Energiemanagementsystem nach DIN 50001

In der Industrie bestehen umfangreiche Effizienzpotentiale in Produktionsprozessen und Querschnittstechnologien. Weitere Ansatzpunkte zur Verminderung des Energieeinsatzes finden sich in der Optimierung von Materialströmen, der Umsetzung energieeffizienter Produktinnovationen und Dienstleistungen sowie in der Nutzung verhaltensbedingter Einsparpotentiale.

Energiemanagement ist in Industrie- und Gewerbebetrieben inzwischen ein bewährtes Instrument zur Verbesserung der Energieeffizienz und damit zur kontinuierlichen Senkung der CO2-Emissionen.
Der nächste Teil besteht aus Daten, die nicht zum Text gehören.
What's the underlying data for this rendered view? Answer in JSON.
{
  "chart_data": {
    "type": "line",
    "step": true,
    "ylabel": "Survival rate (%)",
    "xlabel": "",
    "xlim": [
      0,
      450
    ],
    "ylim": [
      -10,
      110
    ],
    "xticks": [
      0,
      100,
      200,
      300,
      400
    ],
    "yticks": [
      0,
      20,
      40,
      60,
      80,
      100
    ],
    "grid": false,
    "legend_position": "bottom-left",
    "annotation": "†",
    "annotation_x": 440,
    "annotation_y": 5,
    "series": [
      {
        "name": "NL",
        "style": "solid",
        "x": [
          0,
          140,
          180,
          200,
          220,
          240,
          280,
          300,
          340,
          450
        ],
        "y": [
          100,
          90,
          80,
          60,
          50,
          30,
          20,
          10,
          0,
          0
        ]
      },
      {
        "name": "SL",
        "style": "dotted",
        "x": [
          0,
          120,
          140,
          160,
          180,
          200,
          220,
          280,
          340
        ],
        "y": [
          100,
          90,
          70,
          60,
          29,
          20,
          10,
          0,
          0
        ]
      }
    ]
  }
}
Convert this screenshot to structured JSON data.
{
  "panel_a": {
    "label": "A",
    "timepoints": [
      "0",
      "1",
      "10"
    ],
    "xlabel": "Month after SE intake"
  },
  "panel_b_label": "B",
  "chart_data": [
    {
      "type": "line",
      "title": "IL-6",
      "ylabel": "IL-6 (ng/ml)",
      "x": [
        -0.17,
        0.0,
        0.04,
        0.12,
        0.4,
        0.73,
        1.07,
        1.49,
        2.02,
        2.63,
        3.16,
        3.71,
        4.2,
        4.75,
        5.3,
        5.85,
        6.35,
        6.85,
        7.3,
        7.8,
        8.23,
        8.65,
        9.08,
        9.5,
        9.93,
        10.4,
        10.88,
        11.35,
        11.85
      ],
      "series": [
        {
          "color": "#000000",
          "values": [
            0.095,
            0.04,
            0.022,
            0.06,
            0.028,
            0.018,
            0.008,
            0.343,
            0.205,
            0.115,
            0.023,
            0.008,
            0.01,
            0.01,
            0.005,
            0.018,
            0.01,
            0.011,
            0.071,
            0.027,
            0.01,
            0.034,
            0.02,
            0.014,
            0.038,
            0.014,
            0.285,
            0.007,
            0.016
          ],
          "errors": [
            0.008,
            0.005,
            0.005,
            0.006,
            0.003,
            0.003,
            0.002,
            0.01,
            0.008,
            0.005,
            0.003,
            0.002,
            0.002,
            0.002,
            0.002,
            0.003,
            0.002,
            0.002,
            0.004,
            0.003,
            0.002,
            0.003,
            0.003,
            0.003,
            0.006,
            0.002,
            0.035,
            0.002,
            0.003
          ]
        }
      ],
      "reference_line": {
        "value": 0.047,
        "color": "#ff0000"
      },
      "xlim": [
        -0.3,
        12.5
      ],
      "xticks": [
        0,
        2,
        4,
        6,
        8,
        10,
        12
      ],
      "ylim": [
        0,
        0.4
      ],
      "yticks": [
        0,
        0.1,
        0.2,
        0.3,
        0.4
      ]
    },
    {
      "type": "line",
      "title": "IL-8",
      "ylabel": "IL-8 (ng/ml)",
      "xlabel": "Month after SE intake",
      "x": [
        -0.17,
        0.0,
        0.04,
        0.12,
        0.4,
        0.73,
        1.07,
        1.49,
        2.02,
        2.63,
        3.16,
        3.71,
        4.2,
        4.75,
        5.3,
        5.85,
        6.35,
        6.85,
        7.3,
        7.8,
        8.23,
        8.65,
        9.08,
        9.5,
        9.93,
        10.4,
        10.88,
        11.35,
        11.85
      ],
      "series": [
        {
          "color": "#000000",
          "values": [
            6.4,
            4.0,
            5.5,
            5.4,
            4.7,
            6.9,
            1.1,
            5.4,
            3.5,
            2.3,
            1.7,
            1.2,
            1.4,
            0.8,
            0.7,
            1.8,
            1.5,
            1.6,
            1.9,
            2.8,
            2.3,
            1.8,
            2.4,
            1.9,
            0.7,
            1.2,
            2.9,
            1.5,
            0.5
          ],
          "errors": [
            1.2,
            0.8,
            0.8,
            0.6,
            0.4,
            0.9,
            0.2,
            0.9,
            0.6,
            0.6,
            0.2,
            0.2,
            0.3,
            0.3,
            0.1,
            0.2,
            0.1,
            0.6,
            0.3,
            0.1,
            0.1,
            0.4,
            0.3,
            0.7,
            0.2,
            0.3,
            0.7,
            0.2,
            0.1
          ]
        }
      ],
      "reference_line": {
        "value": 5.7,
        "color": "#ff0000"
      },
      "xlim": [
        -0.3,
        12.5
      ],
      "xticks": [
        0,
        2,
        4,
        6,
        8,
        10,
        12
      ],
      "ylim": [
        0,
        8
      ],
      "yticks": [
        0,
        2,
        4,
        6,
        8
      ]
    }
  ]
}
Die Erfahrungen, z.B. aus den Niederlanden, Finnland, Österreich und der Schweiz, zeigen, dass eine Vielzahl von Unternehmen bereits in den ersten Jahren durch ein systematisches und genormtes Energiemanagementsystem (EnMS) meist mehr als 10 % ihres Energieverbrauches einsparen konnten.

Die Norm DIN EN ISO 50001 beschreibt die Anforderungen an ein Energiemanagementsystem (EnMS), welches ein Unternehmen in die Lage versetzt, seine energetische Leistung durch einen systematischen Ansatz kontinuierlich zu verbessern und dabei gesetzliche Anforderungen, sowie anderweitige Verpflichtungen für die Organisation zu berücksichtigen.

Zum Stichtag 24. April 2012 wurde die Norm DIN EN 16001:2009 zurückgegezogen und durch die internationale Norm DIN EN ISO 50001:2011 ersetzt. Die Deutsche Akkreditierungsstelle GmbH – nachfolgend DAkkS genannt – hat die Frist für akkreditierte DIN EN 16001-Zertifikate bis zum 24.4.2013 festgelegt.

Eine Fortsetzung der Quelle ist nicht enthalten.